Example: the number of students in a class. We can't have half a Student! -
Continuous: Continuous Data can take any value (within a range).
A person's height: could be any value (within the range of human heights), not just certain fixed heights.
Note: we will get used to these terms soon, no need worry too much about it. Read this article for additional information:
https://builtin.com/data-science/data-types-statistics

Measures of Central Tendency
- Mean: The mean is the average of a data set. For example, take a list of numbers: 10, 20, 40, 10, 70
Mean = (10 + 20 + 40 + 10 + 70) / 5 = 30 - Median: The median is the middle of the set of numbers. To find the median, first we sort the list of numbers:
10, 10, 20, 40, 70
The exact middle number i.e. 20 is the median. - Mode: The mode is the most common number in a data set.

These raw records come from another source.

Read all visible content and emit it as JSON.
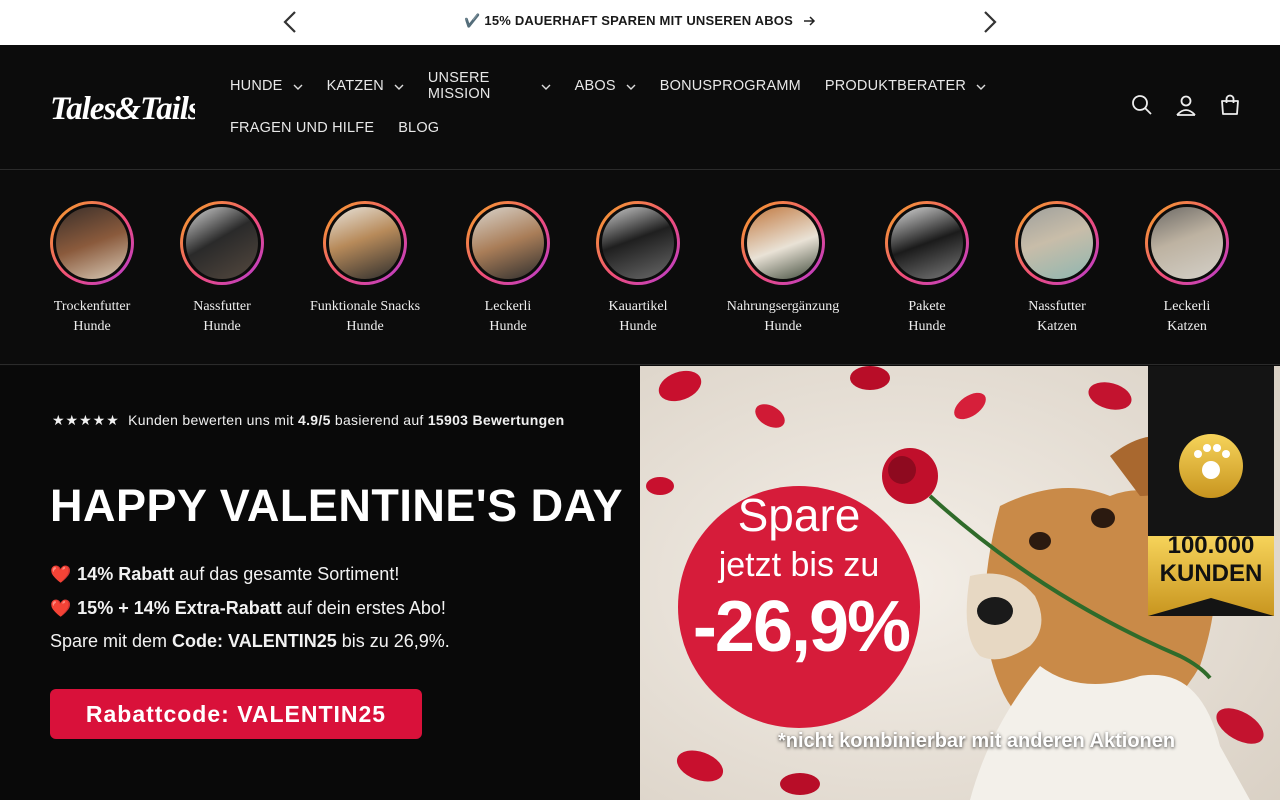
{
  "announcement": {
    "text": "✔️ 15% DAUERHAFT SPAREN MIT UNSEREN ABOS",
    "arrow": "→"
  },
  "header": {
    "logo_text": "Tales&Tails",
    "nav": {
      "row1": [
        {
          "label": "HUNDE",
          "dropdown": true
        },
        {
          "label": "KATZEN",
          "dropdown": true
        },
        {
          "label": "UNSERE MISSION",
          "dropdown": true
        },
        {
          "label": "ABOS",
          "dropdown": true
        },
        {
          "label": "BONUSPROGRAMM",
          "dropdown": false
        },
        {
          "label": "PRODUKTBERATER",
          "dropdown": true
        }
      ],
      "row2": [
        {
          "label": "FRAGEN UND HILFE",
          "dropdown": false
        },
        {
          "label": "BLOG",
          "dropdown": false
        }
      ]
    },
    "icons": [
      "search-icon",
      "account-icon",
      "cart-icon"
    ]
  },
  "categories": [
    {
      "line1": "Trockenfutter",
      "line2": "Hunde"
    },
    {
      "line1": "Nassfutter",
      "line2": "Hunde"
    },
    {
      "line1": "Funktionale Snacks",
      "line2": "Hunde"
    },
    {
      "line1": "Leckerli",
      "line2": "Hunde"
    },
    {
      "line1": "Kauartikel",
      "line2": "Hunde"
    },
    {
      "line1": "Nahrungsergänzung",
      "line2": "Hunde"
    },
    {
      "line1": "Pakete",
      "line2": "Hunde"
    },
    {
      "line1": "Nassfutter",
      "line2": "Katzen"
    },
    {
      "line1": "Leckerli",
      "line2": "Katzen"
    }
  ],
  "hero": {
    "rating": {
      "stars": "★★★★★",
      "prefix": "Kunden bewerten uns mit",
      "score": "4.9/5",
      "middle": "basierend auf",
      "count": "15903 Bewertungen"
    },
    "title": "HAPPY VALENTINE'S DAY",
    "line1": {
      "bold": "14% Rabatt",
      "rest": " auf das gesamte Sortiment!"
    },
    "line2": {
      "bold": "15% + 14% Extra-Rabatt",
      "rest": " auf dein erstes Abo!"
    },
    "line3": {
      "pre": "Spare mit dem ",
      "bold": "Code: VALENTIN25",
      "rest": " bis zu 26,9%."
    },
    "cta_label": "Rabattcode: VALENTIN25",
    "image": {
      "promo_line1": "Spare",
      "promo_line2": "jetzt bis zu",
      "promo_line3": "-26,9%",
      "badge_line1": "100.000",
      "badge_line2": "KUNDEN",
      "disclaimer": "*nicht kombinierbar mit anderen Aktionen"
    }
  },
  "colors": {
    "background": "#0b0b0b",
    "cta": "#d9113a",
    "promo_red": "#d61c3a",
    "badge_gold": "#e7b830",
    "heart": "#e5203a"
  }
}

In above list of numbers, 10 has occurred 2 times while other three numbers are occurred one time each.
So, the mode is 10 here.
Applications of Central Tendencies
MEAN: When you watch a baseball game and you see the player's batting average, that number represents the total number of hits divided by the number of times at bat. In other words, that number is the mean. In school, the final grade you get in a course is usually a mean. This mean represents the total number of points you scored in the class divided by the number of possible points. This is the classic type of average – when your overall performance on many items is evaluated with a single number.
MEDIAN: Although the mean is the most common type of average, the median can also be used to express the average of a group. You may hear about the median salary for a country or city. When the average income for a country is discussed, the median is most often used because it represents the middle of a group. Mean allows very high or very low numbers to sway the outcome but median is an excellent measure of the center of a group of data.
MODE: Imagine that you live in a small town where most of the people are employed by a factory and earn minimum wage. One of the factory owners lives in the town and his salary is in the millions of dollars. If you use a measure like the average to try to compare salaries in the town as a whole, the owner's income would severely throw off the numbers. This is where the measure of mode can be useful in the real world. It tells you what most of the pieces of data are doing within a set of information.
Measures of Dispersion
- Range: It is the difference between highest value and the lowest value in the data set.
For a given list of numbers: 10, 20, 40, 10, 70 the range is 70 - 10 = 60. - Variance: The average of the squared differences from the mean. Steps to calculate variance:
- Calculate mean (mean is nothing but average)
- Find difference of each data from mean
- Square all the differences
- Take the average of the squares.
- Standard Deviation: It shows you how much your data is spread out around the mean. Its symbol is ???? (the greek letter sigma). It is the square root of the variance.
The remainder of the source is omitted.